При упоминании этих имён, у главного редактора чуть не случился удар.
— Слушай, Василий, у тебя совсем плохо с политграмотой. Ну, какие же они личности? Они вожди.
— А я что сказал?
— Вот я и вижу, что ты не понимаешь, что говоришь. Иди и пиши. У нас тем неосвоенных на десять лет вперёд, а ты со своим романом лезешь.
И Вася шёл и писал. Писал про восстановление разрушенных городов, про то, как в колхозах женщины запрягались вместо лошадей и пахали, даже про то, как в Америке угнетали несчастных негров. В Америке он, конечно никогда не был, но в то, что там угнетают негров, свято верил. Василий писал про что угодно, только не про то, о чём хотел, ради чего и поступал в университет.

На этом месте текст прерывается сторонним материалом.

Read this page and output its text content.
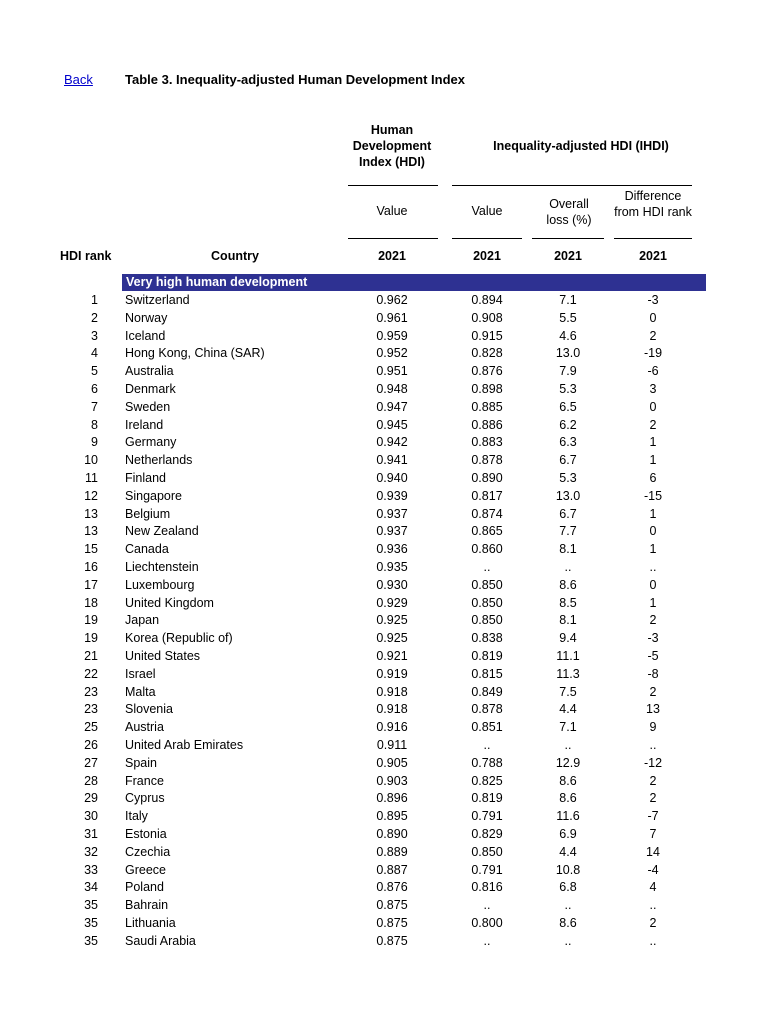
Back Table 3. Inequality-adjusted Human Development Index
Human Development Index (HDI)
Inequality-adjusted HDI (IHDI)
Value	Value	Overall loss (%)
Difference from HDI rank
HDI rank	Country	2021	2021	2021	2021
Very high human development
1 Switzerland	0.962	0.894	7.1	-3
2 Norway	0.961	0.908	5.5	0
3 Iceland	0.959	0.915	4.6	2
4 Hong Kong, China (SAR)	0.952	0.828	13.0	-19
5 Australia	0.951	0.876	7.9	-6
6 Denmark	0.948	0.898	5.3	3
7 Sweden	0.947	0.885	6.5	0
8 Ireland	0.945	0.886	6.2	2
9 Germany	0.942	0.883	6.3	1
10 Netherlands	0.941	0.878	6.7	1
11 Finland	0.940	0.890	5.3	6
12 Singapore	0.939	0.817	13.0	-15
13 Belgium	0.937	0.874	6.7	1
13 New Zealand	0.937	0.865	7.7	0
15 Canada	0.936	0.860	8.1	1
16 Liechtenstein	0.935	..	..	..
17 Luxembourg	0.930	0.850	8.6	0
18 United Kingdom	0.929	0.850	8.5	1
19 Japan	0.925	0.850	8.1	2
19 Korea (Republic of)	0.925	0.838	9.4	-3
21 United States	0.921	0.819	11.1	-5
22 Israel	0.919	0.815	11.3	-8
23 Malta	0.918	0.849	7.5	2
23 Slovenia	0.918	0.878	4.4	13
25 Austria	0.916	0.851	7.1	9
26 United Arab Emirates	0.911	..	..	..
27 Spain	0.905	0.788	12.9	-12
28 France	0.903	0.825	8.6	2
29 Cyprus	0.896	0.819	8.6	2
30 Italy	0.895	0.791	11.6	-7
31 Estonia	0.890	0.829	6.9	7
32 Czechia	0.889	0.850	4.4	14
33 Greece	0.887	0.791	10.8	-4
34 Poland	0.876	0.816	6.8	4
35 Bahrain	0.875	..	..	..
35 Lithuania	0.875	0.800	8.6	2
35 Saudi Arabia	0.875	..	..	..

— Опять заставляют писать, про то, чего не видел, — жаловался Василий жене.
— А ты не пиши, — посоветовала Катя.
— То ест, как это не писать?
— А вот так. Про что ты должен написать?
— Про блокаду Ленинграда.
— Вот пусть они тебя в Ленинград в командировку и пошлют.
— А действительно, почему бы мне не съездить в Ленинград?
— И я там не была.
— Вот и поехали вместе.
Как ни странно никаких препятствий в редакции Василий не встретил. Наоборот, начальник даже обрадовался такому предложению.
— А что? Это идея. Найди там блокадника, и напиши про него статью. Да что там статью, напиши небольшую повесть.
Сборы были недолгими. Не прошло и трёх дней, как с лёгкой Катиной руки, Василий с женой оказались в Ленинграде.
Тут уж не надо быть ни Ленинградцем, ни литератором. Знает каждый — если надо писать про блокаду, начинать следует с Пискарёвского кладбища.